With experience on their side, many property managers have an instinct for selecting long-term, reliable tenants who don’t cause problems. Once they’ve chosen tenants, the property manager will handle the lease signing and security deposit. 

After tenants move in, the property manager will hear and deal with complaints, maintenance requests, and emergencies (such as burst pipes). They’ll handle problems between tenants (in multi-family dwellings). 

When the lease is up and not renewed, the manager will deal with all of the move out issues, from damage assessment to deposit return. In the case of a tenant who refuses to vacate, the manager will know exactly how to handle an eviction.

2. Setting and Collecting Rent 

Experienced property managers know the score when it comes to setting rent. They know the area, the property type, your budget, and the prospective tenant pools. With that information, they can come up with appropriate rent that won’t scare away tenants and still leave you with profits—a skill that could take you years to develop. 

They can also adjust the rent up or down as the situation calls for; they know the rules about rent increases (which may be strictly controlled by state or local law), and they can adapt rent to changing economic circumstances to make sure your property stays occupied. 

Once you have tenants in, the property manager deals with collecting rent, and that includes making sure tenants pay in full and on time. They set dates, grace periods, and late fees—and strictly enforce those rules so you don’t get stuck in a cash flow situation.

3. Property Maintenance 

Once you hire a good property manager, it’s their responsibility to make sure the building is safe and regularly maintained. Whether they have in-house taskers or hire out, they’ll make sure everything necessary gets done in a timely and cost-effective fashion. 

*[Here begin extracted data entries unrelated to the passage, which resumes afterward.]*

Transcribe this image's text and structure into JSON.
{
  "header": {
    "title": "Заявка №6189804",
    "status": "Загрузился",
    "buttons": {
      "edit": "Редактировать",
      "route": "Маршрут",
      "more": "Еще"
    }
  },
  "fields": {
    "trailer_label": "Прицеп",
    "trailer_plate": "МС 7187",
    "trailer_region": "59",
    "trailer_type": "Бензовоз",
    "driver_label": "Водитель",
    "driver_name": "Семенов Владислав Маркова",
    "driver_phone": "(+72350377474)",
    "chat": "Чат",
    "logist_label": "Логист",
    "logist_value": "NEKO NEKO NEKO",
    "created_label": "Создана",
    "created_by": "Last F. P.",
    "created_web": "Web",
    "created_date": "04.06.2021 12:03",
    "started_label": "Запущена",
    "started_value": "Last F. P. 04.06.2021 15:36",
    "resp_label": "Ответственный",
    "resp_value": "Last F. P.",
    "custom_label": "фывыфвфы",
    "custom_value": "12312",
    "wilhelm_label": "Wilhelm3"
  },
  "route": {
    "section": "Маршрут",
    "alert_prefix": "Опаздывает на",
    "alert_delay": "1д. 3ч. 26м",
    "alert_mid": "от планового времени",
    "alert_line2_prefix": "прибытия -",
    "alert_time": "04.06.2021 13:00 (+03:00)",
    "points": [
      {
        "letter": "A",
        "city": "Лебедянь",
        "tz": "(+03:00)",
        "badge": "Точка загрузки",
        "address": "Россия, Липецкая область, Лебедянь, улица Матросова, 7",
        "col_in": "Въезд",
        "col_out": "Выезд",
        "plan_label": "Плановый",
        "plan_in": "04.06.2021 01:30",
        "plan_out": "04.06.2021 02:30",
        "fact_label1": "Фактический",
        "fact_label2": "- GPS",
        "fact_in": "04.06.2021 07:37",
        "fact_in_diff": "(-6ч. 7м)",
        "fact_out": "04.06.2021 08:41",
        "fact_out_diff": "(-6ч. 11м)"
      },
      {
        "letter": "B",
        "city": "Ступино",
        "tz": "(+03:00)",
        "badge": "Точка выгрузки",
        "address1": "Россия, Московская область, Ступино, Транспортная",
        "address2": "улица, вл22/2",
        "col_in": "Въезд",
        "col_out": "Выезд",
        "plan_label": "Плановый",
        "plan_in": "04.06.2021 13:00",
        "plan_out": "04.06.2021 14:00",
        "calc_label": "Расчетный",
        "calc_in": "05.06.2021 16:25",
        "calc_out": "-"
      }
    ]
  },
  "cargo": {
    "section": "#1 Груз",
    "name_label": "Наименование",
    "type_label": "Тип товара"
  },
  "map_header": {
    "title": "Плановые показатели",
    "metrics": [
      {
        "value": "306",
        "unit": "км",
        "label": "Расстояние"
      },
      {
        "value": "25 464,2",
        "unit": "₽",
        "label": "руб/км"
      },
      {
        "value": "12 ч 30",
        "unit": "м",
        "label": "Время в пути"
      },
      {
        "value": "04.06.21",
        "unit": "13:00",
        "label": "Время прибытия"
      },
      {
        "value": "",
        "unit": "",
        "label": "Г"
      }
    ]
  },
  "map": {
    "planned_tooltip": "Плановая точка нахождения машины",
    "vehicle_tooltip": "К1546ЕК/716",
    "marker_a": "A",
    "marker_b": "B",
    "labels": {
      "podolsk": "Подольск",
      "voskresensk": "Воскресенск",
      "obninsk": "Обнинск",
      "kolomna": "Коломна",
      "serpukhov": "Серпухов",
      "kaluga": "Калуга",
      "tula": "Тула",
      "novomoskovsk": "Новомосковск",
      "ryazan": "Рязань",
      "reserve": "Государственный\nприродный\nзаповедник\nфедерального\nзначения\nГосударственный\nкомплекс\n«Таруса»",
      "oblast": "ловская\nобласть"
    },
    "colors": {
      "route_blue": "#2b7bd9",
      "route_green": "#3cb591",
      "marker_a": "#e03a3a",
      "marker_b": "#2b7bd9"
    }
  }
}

This includes things like: 

  • Landscaping 
  • Snow removal 
  • Trash pickup 
  • Pest control
  • Repairs

You can use a property manager even if you live in one of the units (an owner-occupied property). In fact, that can make your living situation easier because other tenants will call the manager— and not you—when things go wrong.

How To Find A Good Property Manager?

1. Check These Sources

First stop: your real estate agent. They can offer you a list of property managers they and their clients have worked with successfully. From there, talk to other landlords you know in the area, and ask who they use to handle their properties. 

Make sure to ask what they like (and don’t like) about this manager, and what kinds of problems they’ve had. If you get the same take on a management company from several different sources, chances are it’s true. 

You can also search online for property management companies in your area, but be wary of online reviews. Check the Better Business Bureau for any company that sparks your interest to see if any complaints have been filed against them. 

Like any other professional, property managers have specialties, and you’ll want to find one who specializes in the type of rental property you own; someone who runs apartment complexes isn’t the best choice for your single-family home.

2. Check Their Work

One of the best ways to see how a property manager works is to see how they’re handling other properties. For example, look at the “for rent” ads they’re placing for your competitors to see if they look professional. Look at a couple of properties they manage to see if they look well kept. Even more important, talk with tenants. You’re hiring the property manager to make your life easier, and that includes keeping your tenants happy. Steer clear of any property managers where: 

  • Complaints and repairs aren’t addressed promptly. 
  • The manager is hard to reach. 
  • Tenants aren’t renewing their leases because of the management.

3. Eleven Questions to Ask

During your interview with any prospective property manager, make sure to cover all of these key questions: 

  1. How long have you been managing properties? 
  2. What types of properties do you manage? 
  3. What licenses and certifications do you hold? 
  4. Do you have a thorough understanding of landlord-tenant law, including fair housing practices, eviction procedures, and safety codes? 
  5. How long does it typically take you to fill a vacancy? 
  6. How do you vet prospective tenants? 
  7. How many tenants have you evicted in the past six months? 
  8. What services do you provide? 
  9. What are your fees and how are they charged? 
  10. Where are the property funds held and how are they handled? 
  11. How often do you perform property inspections and do preventive maintenance? 

These are the minimum questions you need to have answered before selecting a property manager. You can find a more thorough list on the BiggerPockets website (www.biggerpockets.com).

4. Check Certifications

Many states require property managers to hold some type of license or certification (usually to be allowed to show rental properties). Check that any prospective property managers hold the specific documentation required by law (you can do this on the state licensing website). 

Find out whether they belong to a reputable trade organization that requires training, certification, and continuing education. Applicable organizations include the National Association of Residential Property Managers (www.narpm.org) and the Institute of Real Estate Management (www.irem.org).